Perdomo no supo qué decir. La posibilidad de ser sorprendido por la tripulación a bordo del barco, sin mandamiento de ningún tipo, le helaba la sangre, pero O'Rahilly se había convertido en un sospechoso demasiado claro y era necesario obtener, al precio que fuera, una muestra de su ADN. Hoy en día era posible extraer material genético a partir de casi cualquier cosa: desde una camiseta sudada a un fragmento de uña cortada, pasando por sellos (siempre que hubieran sido lamidos previamente), chicle, colillas de cigarrillo, maquinillas de afeitar usadas o pelos que conservaran la raíz. Para obtener este tipo de material era necesario entrar al
Revenge
, y Perdomo sopesó durante unos momentos la posibilidad de encargar el trabajo a un tercero. Desde hacía unos años, se habían puesto de moda los llamados «vampiros del ADN», profesionales que se dedicaban a conseguir material genético de personas que se negaban a cederlo de forma voluntaria. La mayoría de ellos eran contratados por gente con dinero, ansiosa por reconstruir su árbol genealógico o por demostrar que el linaje de su familia se originaba en algún personaje histórico, ya fuera éste san Juan Evangelista o Adriano, el emperador. Los vampiros seguían en silencio a sus víctimas durante días, a veces semanas, como auténticos depredadores genéticos, hasta que la víctima se descuidaba y dejaba un objeto impregnado de sudor o de saliva a merced de su voraz cazador. A partir de ese momento, sólo había que introducir la muestra en una bolsa de plástico y hacérsela llegar al cliente, para que éste la enviara al laboratorio y obrase en función de los resultados. El inspector no pudo evitar acordarse de cómo él mismo había ejercido momentáneamente de vampiro genético, cuando decidió incautarse del botellín de plástico del que había bebido el siniestro director del Ritz. Pero ahora había además que quebrantar la ley, entrando al
Revenge
sin orden judicial. La operación era demasiado delicada para encargársela a un desconocido, por lo que Perdomo decidió asumir el riesgo personalmente. La voz de Amanda le sacó de sus cavilaciones.

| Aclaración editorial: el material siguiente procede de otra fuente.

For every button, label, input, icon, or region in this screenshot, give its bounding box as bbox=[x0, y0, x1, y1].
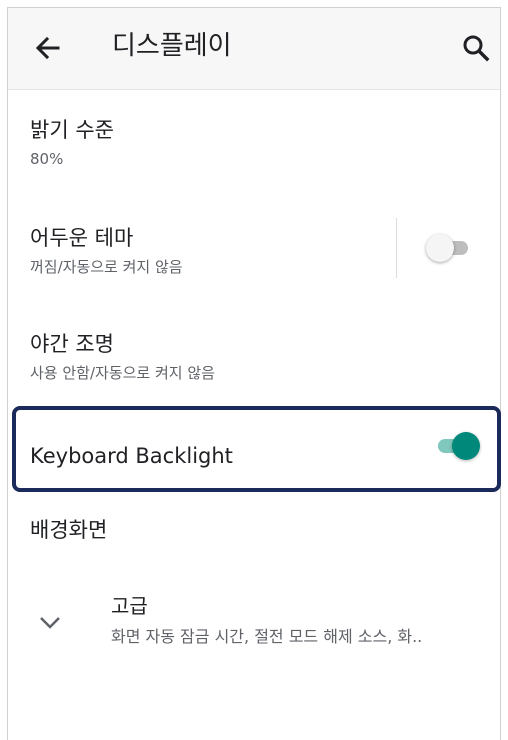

—¿Quieres que llame a Rami ocultando mi número? —preguntó.

—De ningún modo —respondió Perdomo—. Las personas tienden a desconfiar de las llamadas no identificadas. ¿Crees que él conservará tu número en la agenda del teléfono?

—Si fuera así, creo que ya me habría llamado, pues llegamos a ser muy amigos. No, no me mires de esa manera, no hubo nada inconfesable entre nosotros. Yo era su jefa, es cierto, pero como enseguida me di cuenta de que Rami no se limitaba a compartir recetas conmigo, sino que me enseñó el arte de estar en la cocina, nuestra relación era más bien de maestro-Padawan. ¿Quieres que le llame ya?

—¿Para qué demorarlo? —dijo Perdomo—. Recuerda, el tono tiene que ser el de dos viejos amigos que se reencuentran al cabo del tiempo.

La periodista marcó con gestos muy teatrales la serie de números que les había facilitado Villanueva y cuando escuchó el primer tono de llamada, le guiñó con gesto picaro un ojo a Perdomo.

—Nunca pensé —dijo ella en voz baja— que averiguarías tan pronto lo bien que se me da el francés.

—Ponió en manos libres —le susurró el inspector.

Pero la periodista le hizo saber por gestos que su móvil no tenía altavoz. ¿Qué otra cosa podía esperarse de una persona que había sustituido el ordenador personal por una Moleskine?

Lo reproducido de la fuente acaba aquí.